I don't think we're going to get an exception from the URL rewriting implemented by ProofPoint. I considered the idea of trying to strip it out before writing messages to the tech-talk archive, but that's not easy. Many emails now come base64-encoded with multi-part content, and if a message containing a decorated URL is signed, stripping the decoration off would break that signature. Note that ProofPoint do recognize signed messages and don't try to decorate the signed sections, so if you want your messages to not get decorated sign them before sending to the list.

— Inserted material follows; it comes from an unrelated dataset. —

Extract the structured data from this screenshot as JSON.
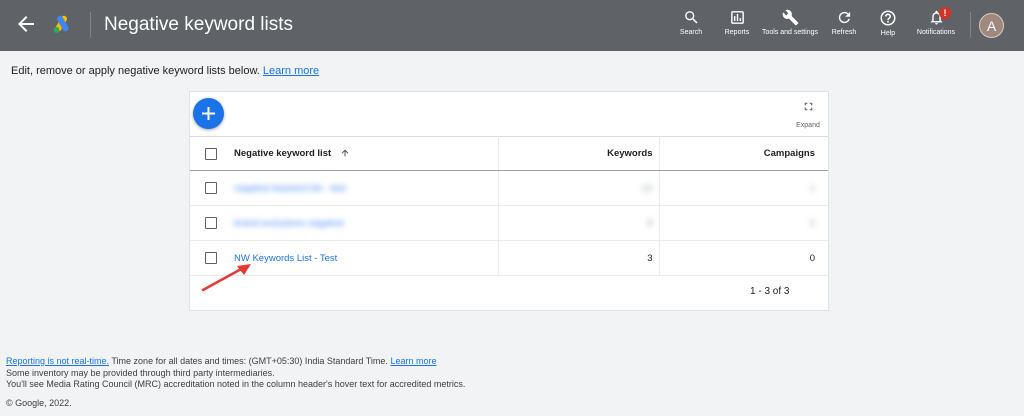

Below are some excerpts from Argonne's FAQ about ProofPoint. I've personally stopped worrying about this, it does work as advertised for me.

- Andrew

General

• What benefits does Proofpoint provide?

• Email phishing is a significant and growing threat to Argonne security. Proofpoint allows us to improve both the comprehensiveness of our email filtering defenses and the efficiency of our response when phishing emails are received. With Proofpoint, we are better able to determine which users interacted with a malicious email and deploy the appropriate remediation to minimize the impacts of phishing events.
• Why was Proofpoint chosen?
• Proofpoint meets required cloud security standards.
• Proofpoint is a leader in email security and used at DOE HQ and several other DOE labs (including ORNL, FNAL, LANL, LLNL, INL, BNL, SRS, and JLAB).
• Proofpoint integrates with our current mail solutions (Microsoft 365 and Ironport).
• Data aggregated from Proofpoint’s analysis is used to continuously improve their ability to catch malicious emails and links before they reach users.
• Every day, Proofpoint analyzes an extensive dataset which includes:
• 2 billion + email messages
• 49 billion + URLS
• 1 billion + attachments
• 28 million + cloud accounts
• Can I opt-out of Proofpoint protections?
• No. The new protections are being added to all Argonne email.

URL Rewriting

• What is Proofpoint’s URL rewriting?
• Proofpoint has the capability to rewrite URLs in a way that allows them to function normally but also provides additional protections.
• What benefit does link rewriting provide?
• URL rewriting helps evolve the laboratory’s protections to defend against more sophisticated malicious links. As attackers have shifted to using legitimate services for malicious content hosting in an effort to appear benign, reviewing URLs manually has become a more difficult task.
• The solution that performs the URL rewriting continuously monitors for new malicious sites. If a site is found to be malicious after the e-mail has been delivered, our e-mail protections will prevent you from visiting the malicious site. It also provides a mechanism for the Laboratory to identify who clicked the link before it was flagged and may need additional assistance. This protection extends to mobile and off-site devices.
• Does a rewritten link mean it is completely safe?
• No. Rewriting the link adds an additional layer of protection from Proofpoint that allows us to protect users if we discover that a malicious link was sent to them. However, it does not guarantee that every rewritten link is automatically safe. We still recommend caution when clicking on links (and attachments) you do not expect or that are from unknown senders.
• How can I check a rewritten link? Does hovering over a link still apply?
• Prior to clicking a link, one way to confirm the link is to hover your cursor over it without clicking. Wait one or two seconds, then you will be shown where that link will lead.
• For emails sent from external sources, URL rewriting will take the original link and insert a prefix of “https://urldefense.us/v3__” and add a suffix with a “__;” (highlighted in yellow below) followed by a string of random numbers and letters. A fast way to identify the original link (highlighted in green below) is just look between the sets of two underscores.  
• The unhighlighted portion is a unique string that allows us to take advantage of protections, so this string will change for every rewritten link.
• Please do not attempt to bypass the rewritten link protections because this puts you at risk.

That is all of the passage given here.